Sometimes, you need to parse some html data to do some processing and present it to the user. That may be a daunting task, as some pages can become very complex and it may be difficult to do it.
For that, you can use an excellent tool, named HTML Agility Pack. With it, you can parse HTML from a string, a file, a web site or even from a WebBrowser: you can add a WebBrowser to your app, navigate to an URL and parse the data from there.
In this article, I'll show how to make a query in Bing, retrieve and parse the response. For that, we need to create the query url and pass it to Bing. You may ask why I'm querying Bing and not Google - I'm doing that because Google makes it difficult to get its data, and I want to show you how to use HTML Agility Pack, and not how to retrieve data from Google 😃. The query should be something like this:
https://www.bing.com/search?q=html+agility+pack&count=100
We will use the Query (q) and the number of results (count) parameters. With them, we can create our program. We will create a WPF program that gets the query text, parses it and presents the results in a Listbox.
Create a new WPF program and name it BingSearch.
The next step is to add the HTML Agility Pack to the project. Right-click the References node in the Solution Explorer and select Manage NuGet Packages. Then add the Html Agility Pack to the project.

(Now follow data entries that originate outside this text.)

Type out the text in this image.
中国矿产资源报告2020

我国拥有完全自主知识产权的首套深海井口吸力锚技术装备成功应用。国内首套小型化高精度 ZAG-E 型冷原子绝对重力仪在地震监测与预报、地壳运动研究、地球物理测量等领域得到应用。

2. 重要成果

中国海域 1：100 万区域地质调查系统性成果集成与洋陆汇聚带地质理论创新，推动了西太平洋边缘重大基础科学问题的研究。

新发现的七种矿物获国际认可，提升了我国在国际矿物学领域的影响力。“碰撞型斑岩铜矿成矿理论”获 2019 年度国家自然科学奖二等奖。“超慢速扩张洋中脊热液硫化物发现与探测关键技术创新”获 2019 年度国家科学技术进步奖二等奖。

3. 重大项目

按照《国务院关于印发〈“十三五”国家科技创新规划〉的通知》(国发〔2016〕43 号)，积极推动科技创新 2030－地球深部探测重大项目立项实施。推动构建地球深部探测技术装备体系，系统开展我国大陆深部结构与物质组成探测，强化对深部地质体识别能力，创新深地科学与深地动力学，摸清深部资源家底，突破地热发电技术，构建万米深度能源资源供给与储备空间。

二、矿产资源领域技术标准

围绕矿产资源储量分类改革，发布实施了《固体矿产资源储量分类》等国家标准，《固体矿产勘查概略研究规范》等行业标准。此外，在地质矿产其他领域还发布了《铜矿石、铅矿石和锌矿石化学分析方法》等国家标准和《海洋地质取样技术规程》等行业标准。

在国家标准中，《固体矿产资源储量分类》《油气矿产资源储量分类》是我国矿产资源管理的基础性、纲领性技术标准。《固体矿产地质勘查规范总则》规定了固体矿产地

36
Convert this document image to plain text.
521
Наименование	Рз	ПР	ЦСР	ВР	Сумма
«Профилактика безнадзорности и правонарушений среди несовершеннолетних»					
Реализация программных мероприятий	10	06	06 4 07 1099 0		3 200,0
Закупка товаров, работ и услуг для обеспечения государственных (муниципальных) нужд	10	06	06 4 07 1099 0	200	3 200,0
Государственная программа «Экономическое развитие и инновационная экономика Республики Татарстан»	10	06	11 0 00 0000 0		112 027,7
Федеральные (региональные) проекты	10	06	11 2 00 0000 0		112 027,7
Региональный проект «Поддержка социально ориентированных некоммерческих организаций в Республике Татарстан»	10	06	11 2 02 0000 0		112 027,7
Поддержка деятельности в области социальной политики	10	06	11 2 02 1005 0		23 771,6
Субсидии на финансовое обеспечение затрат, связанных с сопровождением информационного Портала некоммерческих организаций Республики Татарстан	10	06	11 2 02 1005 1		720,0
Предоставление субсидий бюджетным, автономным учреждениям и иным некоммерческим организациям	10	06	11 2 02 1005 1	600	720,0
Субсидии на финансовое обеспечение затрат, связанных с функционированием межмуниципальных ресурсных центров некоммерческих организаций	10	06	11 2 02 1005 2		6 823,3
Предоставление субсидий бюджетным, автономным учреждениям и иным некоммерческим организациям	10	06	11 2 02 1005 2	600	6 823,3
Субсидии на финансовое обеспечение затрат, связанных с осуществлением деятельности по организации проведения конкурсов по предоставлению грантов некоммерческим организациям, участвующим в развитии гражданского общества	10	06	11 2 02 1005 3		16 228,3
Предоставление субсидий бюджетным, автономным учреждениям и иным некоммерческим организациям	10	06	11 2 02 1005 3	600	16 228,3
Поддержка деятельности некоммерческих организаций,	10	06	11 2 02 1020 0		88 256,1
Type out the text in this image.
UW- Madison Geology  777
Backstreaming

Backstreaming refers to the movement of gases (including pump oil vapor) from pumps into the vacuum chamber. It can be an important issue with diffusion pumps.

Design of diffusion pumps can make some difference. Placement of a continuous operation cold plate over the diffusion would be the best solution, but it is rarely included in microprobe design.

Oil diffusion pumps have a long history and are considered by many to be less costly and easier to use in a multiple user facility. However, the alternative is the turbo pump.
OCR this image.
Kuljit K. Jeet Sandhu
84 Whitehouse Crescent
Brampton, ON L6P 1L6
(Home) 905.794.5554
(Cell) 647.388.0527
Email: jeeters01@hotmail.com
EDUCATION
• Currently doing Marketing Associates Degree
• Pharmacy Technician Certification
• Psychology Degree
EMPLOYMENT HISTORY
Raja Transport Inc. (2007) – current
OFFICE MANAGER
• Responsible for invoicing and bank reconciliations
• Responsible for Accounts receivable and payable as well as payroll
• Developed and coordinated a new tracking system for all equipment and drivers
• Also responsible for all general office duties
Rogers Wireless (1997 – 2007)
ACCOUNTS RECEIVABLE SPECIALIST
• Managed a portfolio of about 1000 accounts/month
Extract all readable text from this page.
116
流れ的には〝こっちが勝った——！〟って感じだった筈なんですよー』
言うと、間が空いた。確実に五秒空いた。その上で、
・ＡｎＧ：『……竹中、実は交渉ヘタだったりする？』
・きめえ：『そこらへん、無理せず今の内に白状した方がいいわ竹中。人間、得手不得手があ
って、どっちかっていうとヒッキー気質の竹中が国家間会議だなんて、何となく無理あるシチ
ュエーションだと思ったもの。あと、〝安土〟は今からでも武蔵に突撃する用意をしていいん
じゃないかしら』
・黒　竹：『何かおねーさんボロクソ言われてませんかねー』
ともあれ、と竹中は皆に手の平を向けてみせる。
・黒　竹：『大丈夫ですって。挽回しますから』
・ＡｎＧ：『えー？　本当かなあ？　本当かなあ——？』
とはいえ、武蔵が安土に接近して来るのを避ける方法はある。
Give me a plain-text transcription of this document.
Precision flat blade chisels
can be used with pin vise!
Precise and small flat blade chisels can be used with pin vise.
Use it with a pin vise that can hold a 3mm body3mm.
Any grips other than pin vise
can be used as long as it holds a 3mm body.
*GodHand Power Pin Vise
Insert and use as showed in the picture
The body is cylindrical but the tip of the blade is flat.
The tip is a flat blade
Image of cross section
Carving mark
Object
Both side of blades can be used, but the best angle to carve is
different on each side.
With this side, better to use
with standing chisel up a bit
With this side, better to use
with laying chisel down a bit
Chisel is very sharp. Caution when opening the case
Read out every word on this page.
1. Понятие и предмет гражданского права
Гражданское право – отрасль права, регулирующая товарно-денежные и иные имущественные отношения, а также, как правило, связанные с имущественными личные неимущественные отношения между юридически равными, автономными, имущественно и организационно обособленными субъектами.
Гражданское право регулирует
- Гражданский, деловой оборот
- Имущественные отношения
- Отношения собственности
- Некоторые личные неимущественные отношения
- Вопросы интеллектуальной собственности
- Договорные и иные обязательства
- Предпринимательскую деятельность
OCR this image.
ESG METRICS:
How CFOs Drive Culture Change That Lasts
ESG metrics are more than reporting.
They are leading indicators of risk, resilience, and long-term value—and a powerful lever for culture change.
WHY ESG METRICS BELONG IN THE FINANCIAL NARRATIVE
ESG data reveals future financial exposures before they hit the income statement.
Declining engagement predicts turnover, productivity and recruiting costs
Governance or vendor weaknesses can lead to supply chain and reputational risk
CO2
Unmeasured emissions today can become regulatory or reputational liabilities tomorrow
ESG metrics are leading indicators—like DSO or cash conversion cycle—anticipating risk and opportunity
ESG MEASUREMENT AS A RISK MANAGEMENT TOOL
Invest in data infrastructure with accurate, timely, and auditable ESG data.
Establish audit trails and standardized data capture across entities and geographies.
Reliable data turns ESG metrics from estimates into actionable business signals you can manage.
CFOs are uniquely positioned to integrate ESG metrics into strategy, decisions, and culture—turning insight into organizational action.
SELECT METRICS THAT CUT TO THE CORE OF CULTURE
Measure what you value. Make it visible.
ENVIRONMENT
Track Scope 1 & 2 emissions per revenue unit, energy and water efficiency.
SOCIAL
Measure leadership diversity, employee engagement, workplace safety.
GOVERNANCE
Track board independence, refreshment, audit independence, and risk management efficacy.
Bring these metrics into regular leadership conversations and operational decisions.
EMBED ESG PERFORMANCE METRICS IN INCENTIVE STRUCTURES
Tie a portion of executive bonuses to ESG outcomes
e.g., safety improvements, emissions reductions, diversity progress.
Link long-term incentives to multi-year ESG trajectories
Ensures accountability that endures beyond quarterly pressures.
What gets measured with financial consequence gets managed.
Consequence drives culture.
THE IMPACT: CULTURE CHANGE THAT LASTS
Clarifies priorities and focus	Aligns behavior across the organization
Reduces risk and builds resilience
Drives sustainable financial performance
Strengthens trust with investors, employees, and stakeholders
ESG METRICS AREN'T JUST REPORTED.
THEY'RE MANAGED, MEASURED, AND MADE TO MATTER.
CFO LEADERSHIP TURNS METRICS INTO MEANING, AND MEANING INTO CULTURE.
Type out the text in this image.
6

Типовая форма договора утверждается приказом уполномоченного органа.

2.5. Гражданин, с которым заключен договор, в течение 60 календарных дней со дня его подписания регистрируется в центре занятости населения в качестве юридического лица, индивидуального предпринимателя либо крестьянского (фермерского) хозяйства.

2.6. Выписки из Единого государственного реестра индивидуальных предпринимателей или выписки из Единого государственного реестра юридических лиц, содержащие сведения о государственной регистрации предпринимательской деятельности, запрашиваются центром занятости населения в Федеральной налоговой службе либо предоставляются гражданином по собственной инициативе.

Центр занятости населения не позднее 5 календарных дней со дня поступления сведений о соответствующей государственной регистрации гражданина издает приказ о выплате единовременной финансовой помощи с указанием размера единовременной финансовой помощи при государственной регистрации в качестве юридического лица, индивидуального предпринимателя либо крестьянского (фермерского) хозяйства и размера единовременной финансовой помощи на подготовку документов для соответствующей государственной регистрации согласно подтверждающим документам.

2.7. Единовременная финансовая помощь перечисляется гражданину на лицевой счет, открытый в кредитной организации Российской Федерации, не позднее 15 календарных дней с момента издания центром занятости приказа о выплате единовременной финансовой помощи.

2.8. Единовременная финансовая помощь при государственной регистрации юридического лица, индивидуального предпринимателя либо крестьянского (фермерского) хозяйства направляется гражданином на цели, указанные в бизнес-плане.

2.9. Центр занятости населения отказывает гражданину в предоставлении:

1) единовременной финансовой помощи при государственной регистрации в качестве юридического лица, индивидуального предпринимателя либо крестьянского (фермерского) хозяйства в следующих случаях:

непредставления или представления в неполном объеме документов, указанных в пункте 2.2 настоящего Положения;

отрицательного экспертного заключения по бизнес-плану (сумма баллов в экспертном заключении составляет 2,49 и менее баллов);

Then, in the main window, add this XAML code:
<Grid>
<Grid.RowDefinitions>
<RowDefinition Height="40"/>
<RowDefinition Height="*"/>
</Grid.RowDefinitions>
<StackPanel Grid.Row="0" Orientation ="Horizontal"
Margin="5,0" VerticalAlignment="Center">
<TextBlock Text="Search" VerticalAlignment="Center"/>
<TextBox x:Name="TxtSearch" Width="300" Height="30"
Margin="5,0" VerticalContentAlignment="Center"/>
</StackPanel>
<Button Grid.Row="0" HorizontalAlignment="Right"
Content="Search" Margin="5,0" VerticalAlignment="Center"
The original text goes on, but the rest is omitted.